Will Italy Ever Get Answers From Egypt Over the Killing of Giulio Regeni?
Personal belongings of slain Italian graduate student Giulio Regeni, March 24, 2016 (Photo released by Egyptian Interior Ministry).

In late June, Italy’s Senate voted to suspend the export of spare F-16 parts to Egypt, in the sharpest rebuke yet to Cairo over its poor handling of an investigation into the killing of an Italian student in Egypt earlier this year. Nicola Latorre, a senator from Prime Minister Matteo Renzi’s Democratic Party, called the move a way to pressure Egyptian authorities to help “the truth emerge more quickly” over the brutal murder of Giulio Regeni, a 28-year-old researcher from Cambridge University who disappeared in Cairo on Jan. 25, the fifth anniversary of the popular uprising that ousted former President Hosni Mubarak. Regeni’s body was found nine days later on the side of a highway on the outskirts of Cairo.
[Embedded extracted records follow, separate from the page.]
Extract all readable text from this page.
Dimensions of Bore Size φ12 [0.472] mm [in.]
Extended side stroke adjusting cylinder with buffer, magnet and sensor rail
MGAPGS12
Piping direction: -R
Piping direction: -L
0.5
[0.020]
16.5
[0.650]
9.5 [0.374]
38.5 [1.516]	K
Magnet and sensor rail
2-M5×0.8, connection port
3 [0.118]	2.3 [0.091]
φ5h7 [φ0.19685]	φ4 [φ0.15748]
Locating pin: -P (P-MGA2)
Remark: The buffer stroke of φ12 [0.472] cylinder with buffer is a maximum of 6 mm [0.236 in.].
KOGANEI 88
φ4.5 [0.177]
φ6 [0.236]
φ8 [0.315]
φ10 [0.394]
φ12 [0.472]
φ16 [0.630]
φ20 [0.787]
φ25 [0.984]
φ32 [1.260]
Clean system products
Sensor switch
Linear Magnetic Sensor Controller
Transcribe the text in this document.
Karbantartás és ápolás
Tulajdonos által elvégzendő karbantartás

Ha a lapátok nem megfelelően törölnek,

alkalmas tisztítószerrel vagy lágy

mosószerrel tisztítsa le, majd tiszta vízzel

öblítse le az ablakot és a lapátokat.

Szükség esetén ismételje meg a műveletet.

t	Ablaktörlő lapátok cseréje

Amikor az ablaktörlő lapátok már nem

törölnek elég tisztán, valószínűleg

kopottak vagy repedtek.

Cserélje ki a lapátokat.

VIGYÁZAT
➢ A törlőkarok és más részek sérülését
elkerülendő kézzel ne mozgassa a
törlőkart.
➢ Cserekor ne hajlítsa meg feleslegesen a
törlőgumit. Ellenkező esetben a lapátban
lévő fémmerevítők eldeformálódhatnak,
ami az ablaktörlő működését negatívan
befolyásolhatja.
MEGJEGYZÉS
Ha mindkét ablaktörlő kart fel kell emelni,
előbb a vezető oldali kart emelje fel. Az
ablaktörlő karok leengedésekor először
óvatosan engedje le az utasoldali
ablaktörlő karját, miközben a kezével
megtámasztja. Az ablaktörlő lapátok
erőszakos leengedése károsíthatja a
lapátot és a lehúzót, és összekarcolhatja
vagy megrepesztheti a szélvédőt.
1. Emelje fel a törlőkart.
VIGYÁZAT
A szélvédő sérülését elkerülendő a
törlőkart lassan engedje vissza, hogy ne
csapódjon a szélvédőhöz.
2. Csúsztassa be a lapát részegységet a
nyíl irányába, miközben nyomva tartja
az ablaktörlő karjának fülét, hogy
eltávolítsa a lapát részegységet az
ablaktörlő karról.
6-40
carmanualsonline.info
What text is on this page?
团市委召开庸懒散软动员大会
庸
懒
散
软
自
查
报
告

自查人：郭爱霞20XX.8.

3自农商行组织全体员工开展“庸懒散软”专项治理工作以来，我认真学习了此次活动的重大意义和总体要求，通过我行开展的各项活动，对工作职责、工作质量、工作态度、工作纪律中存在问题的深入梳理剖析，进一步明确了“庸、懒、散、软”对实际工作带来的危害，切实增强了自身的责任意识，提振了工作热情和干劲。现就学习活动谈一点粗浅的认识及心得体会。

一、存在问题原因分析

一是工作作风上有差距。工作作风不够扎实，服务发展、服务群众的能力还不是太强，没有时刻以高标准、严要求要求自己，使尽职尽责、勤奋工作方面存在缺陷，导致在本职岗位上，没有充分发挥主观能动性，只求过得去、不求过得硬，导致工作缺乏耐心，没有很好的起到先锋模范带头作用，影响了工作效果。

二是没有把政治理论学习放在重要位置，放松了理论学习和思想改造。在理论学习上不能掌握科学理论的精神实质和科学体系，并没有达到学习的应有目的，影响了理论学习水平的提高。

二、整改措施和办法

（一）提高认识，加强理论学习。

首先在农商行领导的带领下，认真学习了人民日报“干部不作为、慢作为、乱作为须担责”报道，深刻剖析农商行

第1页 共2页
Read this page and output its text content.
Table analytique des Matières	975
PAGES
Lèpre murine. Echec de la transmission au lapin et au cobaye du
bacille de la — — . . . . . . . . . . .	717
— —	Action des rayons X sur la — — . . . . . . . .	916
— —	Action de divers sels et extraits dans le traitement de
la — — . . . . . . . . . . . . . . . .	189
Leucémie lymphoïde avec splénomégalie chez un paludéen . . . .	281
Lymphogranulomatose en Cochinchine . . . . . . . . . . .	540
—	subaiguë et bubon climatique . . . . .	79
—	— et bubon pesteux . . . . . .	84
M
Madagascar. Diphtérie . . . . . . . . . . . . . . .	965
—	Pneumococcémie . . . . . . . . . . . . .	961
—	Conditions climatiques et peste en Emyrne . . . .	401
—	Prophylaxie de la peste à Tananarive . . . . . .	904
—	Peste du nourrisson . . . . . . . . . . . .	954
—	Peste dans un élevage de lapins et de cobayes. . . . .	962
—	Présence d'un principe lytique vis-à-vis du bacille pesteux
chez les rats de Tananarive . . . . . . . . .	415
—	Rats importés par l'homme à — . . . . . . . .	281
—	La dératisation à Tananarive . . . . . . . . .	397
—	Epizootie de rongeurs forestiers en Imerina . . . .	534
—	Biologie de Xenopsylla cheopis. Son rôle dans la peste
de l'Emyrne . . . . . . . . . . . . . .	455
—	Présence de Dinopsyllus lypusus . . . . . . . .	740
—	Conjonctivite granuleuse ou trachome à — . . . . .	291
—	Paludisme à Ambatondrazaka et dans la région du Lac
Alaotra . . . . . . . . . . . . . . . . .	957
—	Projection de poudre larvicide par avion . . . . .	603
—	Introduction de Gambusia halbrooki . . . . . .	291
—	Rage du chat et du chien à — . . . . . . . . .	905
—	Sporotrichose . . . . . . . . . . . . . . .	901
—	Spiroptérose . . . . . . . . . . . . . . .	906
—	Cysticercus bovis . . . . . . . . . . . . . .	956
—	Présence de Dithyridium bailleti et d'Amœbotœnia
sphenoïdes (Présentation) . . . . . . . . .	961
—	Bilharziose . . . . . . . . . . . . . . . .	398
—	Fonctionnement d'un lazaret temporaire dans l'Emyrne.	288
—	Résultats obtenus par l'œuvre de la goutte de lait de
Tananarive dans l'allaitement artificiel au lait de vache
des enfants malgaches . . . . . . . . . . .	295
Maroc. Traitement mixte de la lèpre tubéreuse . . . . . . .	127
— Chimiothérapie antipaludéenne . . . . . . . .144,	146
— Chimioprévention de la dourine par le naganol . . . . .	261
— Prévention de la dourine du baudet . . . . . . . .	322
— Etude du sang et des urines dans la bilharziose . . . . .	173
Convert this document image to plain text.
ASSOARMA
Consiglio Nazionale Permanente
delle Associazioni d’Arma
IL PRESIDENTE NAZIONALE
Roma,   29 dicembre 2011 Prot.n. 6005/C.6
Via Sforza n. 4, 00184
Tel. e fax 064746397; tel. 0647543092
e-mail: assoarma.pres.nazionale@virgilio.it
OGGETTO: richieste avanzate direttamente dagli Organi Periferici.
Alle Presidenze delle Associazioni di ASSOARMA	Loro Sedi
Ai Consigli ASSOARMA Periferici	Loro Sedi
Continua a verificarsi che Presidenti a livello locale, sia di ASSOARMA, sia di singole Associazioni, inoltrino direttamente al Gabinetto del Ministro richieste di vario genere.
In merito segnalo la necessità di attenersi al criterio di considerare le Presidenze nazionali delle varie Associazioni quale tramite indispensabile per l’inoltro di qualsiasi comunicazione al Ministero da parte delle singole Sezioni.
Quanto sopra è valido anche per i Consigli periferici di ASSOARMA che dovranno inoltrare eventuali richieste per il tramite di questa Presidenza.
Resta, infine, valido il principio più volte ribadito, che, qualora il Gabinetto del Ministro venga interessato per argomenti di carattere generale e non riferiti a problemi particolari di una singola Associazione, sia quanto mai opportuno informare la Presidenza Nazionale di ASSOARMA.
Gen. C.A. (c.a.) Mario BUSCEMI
Latorre insisted that the suspension of military equipment wasn’t intended to severely affect ties between Italy and Egypt, but merely to send a message. The Egyptian air force has more than 200 U.S.-made F-16 fighter jets in service, making Egypt’s fleet of F-16s the fourth-largest in the world.

As expected, Egyptian authorities responded heatedly to Italy’s decision—but also vaguely. Last week, Egypt’s Foreign Ministry said in a retaliatory statement that it would consider “similar measures” against Italy, without actually saying what that meant beyond “a review of ongoing cooperation in combating illegal immigration in the Mediterranean and dealing with the situation in Libya.” The potential steps, the ministry declared, would “affect bilateral, regional and international cooperation between Italy and Egypt.”